Meet Judith Rodby, Ph.D., Professor Emerita of English from CSU, Chico. Judith leads our monthly book club and is a voracious reader who enjoys connecting with fellow book lovers. Judith led The National Reading Initiative for the National Writing Project and has facilitated book clubs for children, adolescents, and adults. Be sure to check back frequently to learn about her latest favorites, and browse the archive for even more!

 

 

In late August 2018, the US news is replete with photos of tearful relatives being reunited across a divided Korean peninsula; reunions that have been postponed for decades are now staged for a meager 11 hours spread over three days.And so, very timely is Crystal Hana Kim’s debut novel, If You Leave Me, a family saga taking place in Korea from 1951 until the late 1960’s.  The novel is told, in separate chapters, from the perspectives and voices of Haemi, whose thoughts and emotions are the main force of the novel, Kyunghwan her friend and childhood crush, both 16 as  the novel begins, Sijoo, who comes from a family with more financial and social stability than that of Haemi’s, which leads Haemi’s widowed mother to choose Sijoo as Haemi’s betrothed. Also helping to create transitions in time are the voices of Hyunki, Haemi’s tubercular brother, and finally Solee, one of Haemi’s daughters.  These voices and the lives from the north and south of Korea touch on the particulars of the Korean conflict(s) and terms such as 6-2-5 seed the text, but this is not a historical or political novel. At times, If You Leave Me languishes because it focuses on developing these characters, through the alternating chapters and voices, rather than on the movements of the narrative.

War, refugee camps, poverty and mental and physical illness are all factors tearing this family apart, rifts which hamper Haemi’s restoring her one fulfilling love. Though Kim provides many details of Korean culture  (slippery noodles, silvery sardines, and ribbons of red pepper paste, for example), they provide merely the background or frame for what is finally a love story that may be more human than specifically Korean.

 

 

 

Maybe it is my habit of watching Scandinavian crime shows on Netflix that lured me into The Forbidden Place. Or maybe I just found so much to like about its contexts: bogs and contemporary art and long nights of research and hikes with a thermos of coffee.  In any case, I was thoroughly drawn into The Forbidden Place, which is technically Susanne Jansson’s debut novel, even though she has published art criticism and crime stories in magazines for years.
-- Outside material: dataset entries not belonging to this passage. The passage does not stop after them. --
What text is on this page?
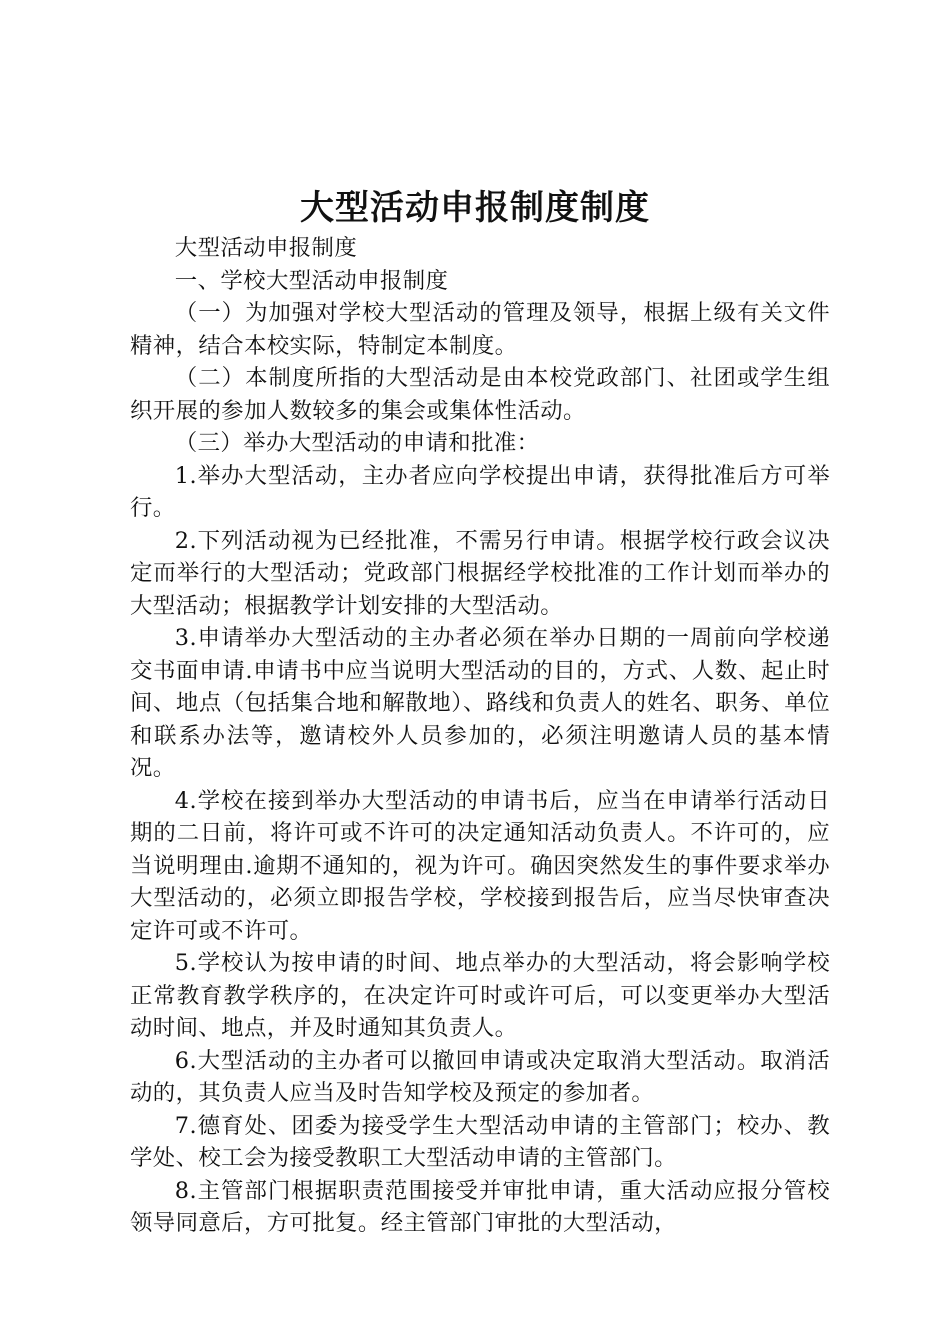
大型活动申报制度制度

大型活动申报制度

一、学校大型活动申报制度

（一）为加强对学校大型活动的管理及领导，根据上级有关文件精神，结合本校实际，特制定本制度。

（二）本制度所指的大型活动是由本校党政部门、社团或学生组织开展的参加人数较多的集会或集体性活动。

（三）举办大型活动的申请和批准：

1.举办大型活动，主办者应向学校提出申请，获得批准后方可举行。

2.下列活动视为已经批准，不需另行申请。根据学校行政会议决定而举行的大型活动；党政部门根据经学校批准的工作计划而举办的大型活动；根据教学计划安排的大型活动。

3.申请举办大型活动的主办者必须在举办日期的一周前向学校递交书面申请.申请书中应当说明大型活动的目的，方式、人数、起止时间、地点（包括集合地和解散地）、路线和负责人的姓名、职务、单位和联系办法等，邀请校外人员参加的，必须注明邀请人员的基本情况。

4.学校在接到举办大型活动的申请书后，应当在申请举行活动日期的二日前，将许可或不许可的决定通知活动负责人。不许可的，应当说明理由.逾期不通知的，视为许可。确因突然发生的事件要求举办大型活动的，必须立即报告学校，学校接到报告后，应当尽快审查决定许可或不许可。

5.学校认为按申请的时间、地点举办的大型活动，将会影响学校正常教育教学秩序的，在决定许可时或许可后，可以变更举办大型活动时间、地点，并及时通知其负责人。

6.大型活动的主办者可以撤回申请或决定取消大型活动。取消活动的，其负责人应当及时告知学校及预定的参加者。

7.德育处、团委为接受学生大型活动申请的主管部门；校办、教学处、校工会为接受教职工大型活动申请的主管部门。

8.主管部门根据职责范围接受并审批申请，重大活动应报分管校领导同意后，方可批复。经主管部门审批的大型活动，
This novel is a mystery, a mystery of multiples. Nathalie, a biologist, is beginning field experiments measuring greenhouse gasses in the bog and working long nights in a remote cottage on her dissertation.  She unwittingly comes to investigate the puzzle of Johannes, an art student who daily jogs by her cottage before he is attacked and left in the bog with a pocket full of gold coins, an ancient sacrificial ritual. It is not only Nathalie who investigates the mysteries of the bog but also Maya, a crime and art photographer who decides to investigate, among other things, the ditches in the bog that seem to be readied as graves.

As a mystery novel The Forbidden Place (a terrible title, unfortunately) is uneven.  But I loved its suggestion that there is a  “time of wild grapes, of soft light spreading across the mire” and that is a time leaving us  “wanting to linger” … ”To make room, create space to exist in.”